Виталин вывел меня из этого состояния.
– Я никогда не говорил тебе, – обратился он ко мне, – об одной женщине, об одном воспоминании моей молодости, об Офелии?
– Нет, – отвечал я довольно рассеянно, не в силах еще вырваться из самопогружения.
– Помнишь ли ты Инесу?…
– Инесу черноглазую?… – отвечал я словами Лепорелло, и мне невольно пришли на память эти немногие слова, которыми великий мастер очертил существо, может быть, самое болезненное изо всех созданных когда-либо поэтами.
… … … … … … … … … Голос
У ней был тихий, слабый…
А муж у ней был негодяй суровый…
… … … … … … … …Бедная Инеса!
– Вижу, что помнишь, – с улыбкою заметил Виталин, – мы разговорились о болезненных натурах, и по этому поводу мне пришло в голову рассказать тебе об одной женщине: хочешь?
– Пожалуй.
– Предваряю тебя только, что я должен буду начать с самого себя, с своей ранней молодости…
– И с первой любви? Не так ли, милый? – спросил я полунасмешливо.
– Да, и с первой любви, – отвечал Арсений серьезно и грустно. – Кстати, ты, вероятно, любил несколько раз?
– То есть, что ты назовешь любовью? Серьезно я не любил никогда.
– Все равно, хоть и не серьезно, но несколько раз?
– Да.
– Я также, но скажи, пожалуйста, когда ты начинал любить вторую и третью, был ли ты вполне уже равнодушен к первой?
– Не скажу… Впрочем, не знаю, – а ты?
– Я?… – отвечал Виталин. – Как тебе это объяснить? Чувство только засыпало в моей груди, усыпленное новым чувством и готовое пробудиться вновь при известных обстоятельствах. Зажгись теперь опять ореола около чела первой женщины, которую я любил, – и я опять буду любить ее. Да и нельзя иначе: все что прекрасно – неизменно.
– Эгоизм!
– Почему же?
– Потому, что ты не допускаешь ошибок в своем понятии о прекрасном.
Виталин улыбнулся с невольным самодовольствием. Он всегда чрезвычайно любил, когда его уличали в эгоизме. Да и как не любить эгоизма? Эгоизм – начало жизни, ибо эгоизм есть любовь.
И нет иной любви, кроме эгоизма.
Ибо эгоизм знает сам себя и любит в себе только то, что достойно любви, что прекрасно.

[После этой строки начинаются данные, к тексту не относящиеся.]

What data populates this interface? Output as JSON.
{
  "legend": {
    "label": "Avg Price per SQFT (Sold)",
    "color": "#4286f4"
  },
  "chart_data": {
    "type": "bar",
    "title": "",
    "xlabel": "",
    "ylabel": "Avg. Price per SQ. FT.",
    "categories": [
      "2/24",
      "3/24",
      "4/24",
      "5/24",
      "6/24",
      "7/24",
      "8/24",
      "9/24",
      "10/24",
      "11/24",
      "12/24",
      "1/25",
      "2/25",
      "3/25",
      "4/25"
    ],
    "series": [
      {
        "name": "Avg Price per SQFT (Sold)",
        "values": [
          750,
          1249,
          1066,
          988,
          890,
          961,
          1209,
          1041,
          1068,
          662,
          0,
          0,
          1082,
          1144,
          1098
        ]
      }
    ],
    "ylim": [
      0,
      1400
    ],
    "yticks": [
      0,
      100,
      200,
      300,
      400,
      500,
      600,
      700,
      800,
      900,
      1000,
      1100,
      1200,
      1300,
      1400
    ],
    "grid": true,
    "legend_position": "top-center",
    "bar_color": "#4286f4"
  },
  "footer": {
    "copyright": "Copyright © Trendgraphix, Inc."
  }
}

Это назовут парадоксом, но я уже давно привык к моей репутации парадоксального человека, как прозвал меня один знакомый мне юный столоначальник, подающий блистательные надежды и исполненный совершенств столько же, сколько Лаэрт в описаниях Осрика.
– Рассказывай же! – сказал я Виталину, – но прежде вели сделать чаю.
Вследствие сего мы прежде напились чаю, т. е. удовлетворили материальным потребностям, и потом уже решились «чем-нибудь высоким заняться», по выражению Хлестакова.
Передаю вам без всяких перемен рассказ Виталина; может быть, я должен был бы изменить в нем многое неинтересное или для многих чересчур интересное, но…
Предоставляю выкидывать самим читателям и пересказываю буквально.
Мне было восемнадцать лет. У меня было еще семейство, т. е. я хотел еще, чтоб оно у меня было.
Семейство! В этом слове столько радостей и страданий – страданий всегда и во всяком случае… Человек – свободный житель божьего мира – заперт в тесный кружок, прикован исключительно к одной частице этого беспредельного мира, и горе ему, если из своей тесной клетки видит он светлую даль необозримого небосклона!..
Так или иначе он вырвется всегда из своей клетки и увидит, что прежняя маленькая клетка, вместе с другими такими же заключена в другой, более просторной, а эта другая еще в третьей, и что едва ли не выбьется он из сил, разбивая преграды, пока над его головою засияет чистое безоблачное небо, усеянное светилами, его старшими братьями.